As operações subsequentes, cujo início dependeria do conhecimento da verdadeira situação do Sudoeste alemão invadido pelos ingleses e da reconstituição da coluna com unidades frescas das chegadas da metrópole, consistiriam na ocupação do Cuanhama

Para as operações imediatas que contava levar a efeito com 1.908 espingardas, 271 cavalos, 8 peças de montanha e 8 metralhadoras, eram-lhe necessários 130 carros boers, por isso que os camiões ainda não estavam adquiridos.

E como não chovera e não havia pastos nem água para os 2600 bois, já a caírem de fraqueza, Roçadas ficou imobilizado por falta de transportes necessários aos abastecimentos não teve a sorte de ir, pelo menos, restabelecer a normalidade no Cunene.

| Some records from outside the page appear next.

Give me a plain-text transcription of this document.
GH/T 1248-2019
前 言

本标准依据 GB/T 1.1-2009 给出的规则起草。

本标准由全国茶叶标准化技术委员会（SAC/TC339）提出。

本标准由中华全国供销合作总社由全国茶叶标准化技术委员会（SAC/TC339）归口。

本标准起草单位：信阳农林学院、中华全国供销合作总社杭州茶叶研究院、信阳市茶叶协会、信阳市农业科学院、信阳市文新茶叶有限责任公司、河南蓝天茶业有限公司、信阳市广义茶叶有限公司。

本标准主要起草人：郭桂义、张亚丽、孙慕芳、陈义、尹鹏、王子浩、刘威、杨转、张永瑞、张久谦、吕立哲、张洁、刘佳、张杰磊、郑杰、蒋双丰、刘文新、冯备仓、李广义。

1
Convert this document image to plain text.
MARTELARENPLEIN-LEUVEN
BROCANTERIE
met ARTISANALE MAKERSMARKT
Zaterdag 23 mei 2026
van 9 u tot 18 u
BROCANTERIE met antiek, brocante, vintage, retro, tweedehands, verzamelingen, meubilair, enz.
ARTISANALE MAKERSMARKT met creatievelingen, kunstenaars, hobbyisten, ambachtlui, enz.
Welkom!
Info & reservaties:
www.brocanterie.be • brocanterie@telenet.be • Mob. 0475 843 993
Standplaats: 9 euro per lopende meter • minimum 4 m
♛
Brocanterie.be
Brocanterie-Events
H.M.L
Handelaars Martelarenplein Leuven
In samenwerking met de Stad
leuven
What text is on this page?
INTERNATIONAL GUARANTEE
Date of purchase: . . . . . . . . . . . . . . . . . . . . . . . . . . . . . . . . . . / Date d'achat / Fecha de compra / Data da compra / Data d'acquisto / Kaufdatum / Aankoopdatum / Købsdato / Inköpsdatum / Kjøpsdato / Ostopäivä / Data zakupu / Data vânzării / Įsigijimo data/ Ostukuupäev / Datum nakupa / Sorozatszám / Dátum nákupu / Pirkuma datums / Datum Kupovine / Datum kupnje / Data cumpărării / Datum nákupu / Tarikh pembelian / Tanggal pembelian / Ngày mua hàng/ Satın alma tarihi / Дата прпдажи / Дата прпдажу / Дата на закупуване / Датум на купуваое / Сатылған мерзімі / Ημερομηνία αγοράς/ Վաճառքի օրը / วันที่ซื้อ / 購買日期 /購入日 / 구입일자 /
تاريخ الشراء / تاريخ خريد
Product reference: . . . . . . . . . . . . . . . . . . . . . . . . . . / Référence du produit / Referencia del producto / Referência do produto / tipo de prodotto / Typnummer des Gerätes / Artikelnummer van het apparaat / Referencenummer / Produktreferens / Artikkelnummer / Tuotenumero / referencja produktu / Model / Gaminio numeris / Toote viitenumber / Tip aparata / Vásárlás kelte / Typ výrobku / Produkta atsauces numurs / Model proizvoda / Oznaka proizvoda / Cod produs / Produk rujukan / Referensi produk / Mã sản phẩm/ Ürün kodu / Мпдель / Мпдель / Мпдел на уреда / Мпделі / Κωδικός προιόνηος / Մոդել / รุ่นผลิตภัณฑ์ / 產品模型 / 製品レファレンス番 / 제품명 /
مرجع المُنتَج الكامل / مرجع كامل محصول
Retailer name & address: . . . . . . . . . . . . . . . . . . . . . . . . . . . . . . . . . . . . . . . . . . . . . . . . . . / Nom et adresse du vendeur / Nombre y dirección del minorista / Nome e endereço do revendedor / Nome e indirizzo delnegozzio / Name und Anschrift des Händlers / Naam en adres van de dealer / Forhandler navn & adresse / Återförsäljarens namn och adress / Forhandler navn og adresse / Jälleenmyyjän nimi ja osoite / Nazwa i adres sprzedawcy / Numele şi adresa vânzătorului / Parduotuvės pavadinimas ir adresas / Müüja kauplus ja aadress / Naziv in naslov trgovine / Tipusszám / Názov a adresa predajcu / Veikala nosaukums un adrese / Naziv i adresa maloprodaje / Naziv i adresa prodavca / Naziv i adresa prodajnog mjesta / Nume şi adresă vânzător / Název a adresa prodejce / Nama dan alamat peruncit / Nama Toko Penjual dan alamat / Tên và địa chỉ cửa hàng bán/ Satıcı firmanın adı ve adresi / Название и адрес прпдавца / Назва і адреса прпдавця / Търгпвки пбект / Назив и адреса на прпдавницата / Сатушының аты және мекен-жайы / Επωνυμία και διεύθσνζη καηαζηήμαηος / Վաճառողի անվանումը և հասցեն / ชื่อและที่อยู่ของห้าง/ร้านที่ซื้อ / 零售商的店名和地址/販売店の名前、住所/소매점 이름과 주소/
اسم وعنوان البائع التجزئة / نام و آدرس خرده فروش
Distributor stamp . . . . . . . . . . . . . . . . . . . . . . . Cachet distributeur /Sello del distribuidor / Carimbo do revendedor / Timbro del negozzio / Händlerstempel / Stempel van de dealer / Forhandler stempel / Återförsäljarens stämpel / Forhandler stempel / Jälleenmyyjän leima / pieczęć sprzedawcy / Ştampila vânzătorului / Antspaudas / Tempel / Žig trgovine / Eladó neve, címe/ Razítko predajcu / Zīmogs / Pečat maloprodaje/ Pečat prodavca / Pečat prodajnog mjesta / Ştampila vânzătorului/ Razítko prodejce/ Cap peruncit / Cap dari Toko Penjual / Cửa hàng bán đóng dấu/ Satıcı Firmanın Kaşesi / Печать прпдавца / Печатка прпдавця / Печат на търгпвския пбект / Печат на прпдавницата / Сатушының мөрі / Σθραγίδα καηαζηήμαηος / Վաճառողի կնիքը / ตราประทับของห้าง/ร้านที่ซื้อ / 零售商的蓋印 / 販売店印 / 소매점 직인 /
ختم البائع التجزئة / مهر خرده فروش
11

Encarando a hipótese da ofensiva, era sua opinião de que, com os 5.000 homens de que poderíamos dispor, era impossível executar um vigoroso movimento ofensivo sabre a Damaralandia, até Outjô ou Grooffonteiti-Otawi, podendo nós, quando muito, lançar uma ponte sobre a fronteira alemã, partindo de Cafima e da Hinga.

Mais viável lhe parecia, porém, dada a circunstância de se prolongar a luta entre ingleses e alemães, irmos com o grosso das nossas forças atacar o Cuanhama, em seguida a Donga, ocupar estas regiões e depois tentarmos apoderar-nos do posto militar de Namutoni, junto ao pântano Etocha. .

Era esta a operação ofensiva mais interessante e mais em harmonia com os nossos efectivos, exigindo todavia, como afirmava Roçadas, um trabalho sério de organização de comunicações e de abastecimentos.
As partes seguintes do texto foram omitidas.